The multivariate generalisation. For θ ∈ ℝ^k, I(θ) is a k×k matrix with entries I_ij(θ) = E[(∂ log f / ∂θ_i)(∂ log f / ∂θ_j)] — equivalently, the negative expected Hessian of log f. Its inverse I(θ)⁻¹ is the asymptotic covariance matrix of the MLE: √n (θ̂ − θ) → 𝒩(0, I(θ)⁻¹). Diagonal elements give per-parameter variances; off-diagonal elements give correlations between parameter estimates. In natural gradient descent (Amari), the Fisher matrix is used as the natural metric on the parameter manifold — gradient steps are pre-multiplied by I(θ)⁻¹ to align with the geometry of distributions.
What is the difference between expected and observed information?
Expected Fisher information I(θ) is the integral over the model — a property of the model evaluated at θ. Observed information J(θ̂) is −∂² log L / ∂θ² evaluated at the MLE on the actual data — a property of the sample. Asymptotically the two coincide (by the law of large numbers). For finite samples they differ: observed information is what software packages report as standard errors, because it adapts to the realised data; expected information requires solving an integral analytically. Efron and Hinkley (1978) argued for observed information on conditional-inference grounds; expected information is more common in textbooks.
What is Jeffreys prior and why does it use Fisher information?

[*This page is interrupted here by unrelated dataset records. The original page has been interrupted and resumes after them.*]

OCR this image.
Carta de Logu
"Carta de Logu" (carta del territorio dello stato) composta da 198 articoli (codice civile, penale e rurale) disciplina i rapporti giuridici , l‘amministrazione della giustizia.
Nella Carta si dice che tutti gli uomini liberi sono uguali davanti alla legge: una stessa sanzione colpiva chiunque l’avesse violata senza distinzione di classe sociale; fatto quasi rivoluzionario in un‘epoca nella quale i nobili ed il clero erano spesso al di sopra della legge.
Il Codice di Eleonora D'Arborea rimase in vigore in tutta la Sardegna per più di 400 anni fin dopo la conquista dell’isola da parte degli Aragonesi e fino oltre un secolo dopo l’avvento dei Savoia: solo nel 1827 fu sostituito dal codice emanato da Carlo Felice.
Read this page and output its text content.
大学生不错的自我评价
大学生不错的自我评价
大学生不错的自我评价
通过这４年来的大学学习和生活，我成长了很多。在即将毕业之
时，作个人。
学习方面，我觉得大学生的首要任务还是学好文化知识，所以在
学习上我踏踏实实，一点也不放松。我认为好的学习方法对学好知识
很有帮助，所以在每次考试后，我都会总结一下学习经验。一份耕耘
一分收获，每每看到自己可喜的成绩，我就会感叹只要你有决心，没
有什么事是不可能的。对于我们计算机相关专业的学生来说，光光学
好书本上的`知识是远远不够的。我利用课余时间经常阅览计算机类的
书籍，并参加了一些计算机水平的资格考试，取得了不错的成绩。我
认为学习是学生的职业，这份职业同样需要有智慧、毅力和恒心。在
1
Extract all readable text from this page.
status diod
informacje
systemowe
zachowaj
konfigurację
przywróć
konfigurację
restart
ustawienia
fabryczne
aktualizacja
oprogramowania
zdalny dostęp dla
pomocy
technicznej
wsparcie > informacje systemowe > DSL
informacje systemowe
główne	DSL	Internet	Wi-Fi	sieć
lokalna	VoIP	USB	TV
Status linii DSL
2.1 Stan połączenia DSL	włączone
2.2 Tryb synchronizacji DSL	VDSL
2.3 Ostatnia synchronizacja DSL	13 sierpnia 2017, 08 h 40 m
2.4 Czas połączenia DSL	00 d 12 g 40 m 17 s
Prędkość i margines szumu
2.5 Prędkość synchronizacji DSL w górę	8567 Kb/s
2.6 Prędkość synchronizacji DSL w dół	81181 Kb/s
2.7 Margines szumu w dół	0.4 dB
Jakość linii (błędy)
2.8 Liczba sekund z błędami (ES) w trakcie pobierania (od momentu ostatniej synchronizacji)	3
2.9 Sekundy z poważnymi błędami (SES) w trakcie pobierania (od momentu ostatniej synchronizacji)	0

Jeffreys' prior is p(θ) ∝ √det I(θ) — proportional to the square root of the Fisher information determinant. It is the unique "objective" prior that is invariant under reparameterisation (the prior of φ = g(θ) is the same as transforming Jeffreys' prior of θ through the change-of-variables formula). For a binomial proportion this gives a Beta(½, ½) prior; for a Poisson rate, Gamma(½, 0); for a normal mean with known variance, a flat prior. Jeffreys (1946) proposed it as a default "uninformative" prior; subsequent work showed it has good frequentist matching properties but can be improper (not integrable) for multi-parameter models.
How does Fisher information relate to KL divergence?

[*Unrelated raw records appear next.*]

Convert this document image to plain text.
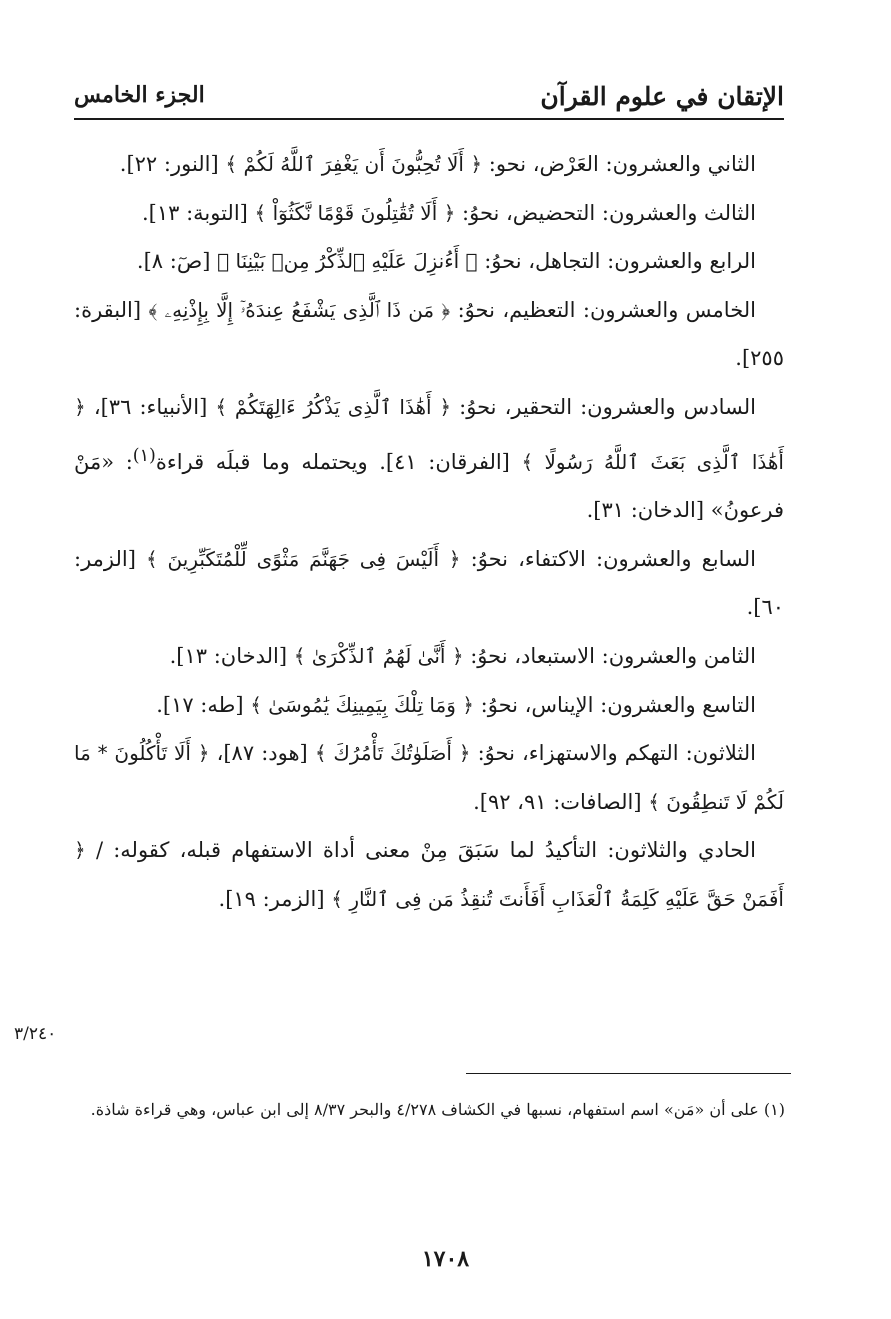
الإتقان في علوم القرآن
الجزء الخامس

الثاني والعشرون: العَرْض، نحو: ﴿ أَلَا تُحِبُّونَ أَن يَغْفِرَ ٱللَّهُ لَكُمْ ﴾ [النور: ٢٢].

الثالث والعشرون: التحضيض، نحوُ: ﴿ أَلَا تُقَٰتِلُونَ قَوْمًا نَّكَثُوٓاْ ﴾ [التوبة: ١٣].

الرابع والعشرون: التجاهل، نحوُ: ﴿ أَءُنزِلَ عَلَيْهِ ٱلذِّكْرُ مِنۢ بَيْنِنَا ﴾ [صٓ: ٨].

الخامس والعشرون: التعظيم، نحوُ: ﴿ مَن ذَا ٱلَّذِى يَشْفَعُ عِندَهُۥٓ إِلَّا بِإِذْنِهِۦ ﴾ [البقرة: ٢٥٥].

السادس والعشرون: التحقير، نحوُ: ﴿ أَهَٰذَا ٱلَّذِى يَذْكُرُ ءَالِهَتَكُمْ ﴾ [الأنبياء: ٣٦]، ﴿ أَهَٰذَا ٱلَّذِى بَعَثَ ٱللَّهُ رَسُولًا ﴾ [الفرقان: ٤١]. ويحتمله وما قبلَه قراءة$^{(١)}$: «مَنْ فرعونُ» [الدخان: ٣١].

السابع والعشرون: الاكتفاء، نحوُ: ﴿ أَلَيْسَ فِى جَهَنَّمَ مَثْوًى لِّلْمُتَكَبِّرِينَ ﴾ [الزمر: ٦٠].

الثامن والعشرون: الاستبعاد، نحوُ: ﴿ أَنَّىٰ لَهُمُ ٱلذِّكْرَىٰ ﴾ [الدخان: ١٣].

التاسع والعشرون: الإيناس، نحوُ: ﴿ وَمَا تِلْكَ بِيَمِينِكَ يَٰمُوسَىٰ ﴾ [طه: ١٧].

الثلاثون: التهكم والاستهزاء، نحوُ: ﴿ أَصَلَوٰتُكَ تَأْمُرُكَ ﴾ [هود: ٨٧]، ﴿ أَلَا تَأْكُلُونَ * مَا لَكُمْ لَا تَنطِقُونَ ﴾ [الصافات: ٩١، ٩٢].

الحادي والثلاثون: التأكيدُ لما سَبَقَ مِنْ معنى أداة الاستفهام قبله، كقوله: / ﴿ أَفَمَنْ حَقَّ عَلَيْهِ كَلِمَةُ ٱلْعَذَابِ أَفَأَنتَ تُنقِذُ مَن فِى ٱلنَّارِ ﴾ [الزمر: ١٩].

٣/٢٤٠
(١) على أن «مَن» اسم استفهام، نسبها في الكشاف ٤/٢٧٨ والبحر ٨/٣٧ إلى ابن عباس، وهي قراءة شاذة.
١٧٠٨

Fisher information is the local quadratic approximation of KL divergence around the true parameter. For nearby parameters θ and θ + dθ, D_KL(p(·; θ)‖p(·; θ + dθ)) ≈ ½ dθᵀ I(θ) dθ. The Fisher information matrix is the Hessian of the KL divergence at θ. This connection makes information geometry possible: the space of probability distributions is a Riemannian manifold with the Fisher matrix as its natural metric. Geodesics are shortest paths between distributions; natural gradient descent moves along the steepest direction in this geometry.
How is Fisher information computed for a normal distribution?
For 𝒩(μ, σ²) with known σ, log f = −½ log(2πσ²) − (x − μ)² / (2σ²). Differentiate twice w.r.t. μ: ∂² log f / ∂μ² = −1/σ². Take negative expectation: I(μ) = 1/σ². So the Fisher information for the mean is the inverse variance; sharper data (smaller σ) carry more information per sample. The Cramér-Rao bound gives Var(μ̂) ≥ σ²/n, exactly the variance of the sample mean — which therefore achieves the bound. For unknown σ, the Fisher information matrix has I(μ) = 1/σ², I(σ²) = 1/(2σ⁴), and zero off-diagonal entries — mean and variance estimates are asymptotically uncorrelated.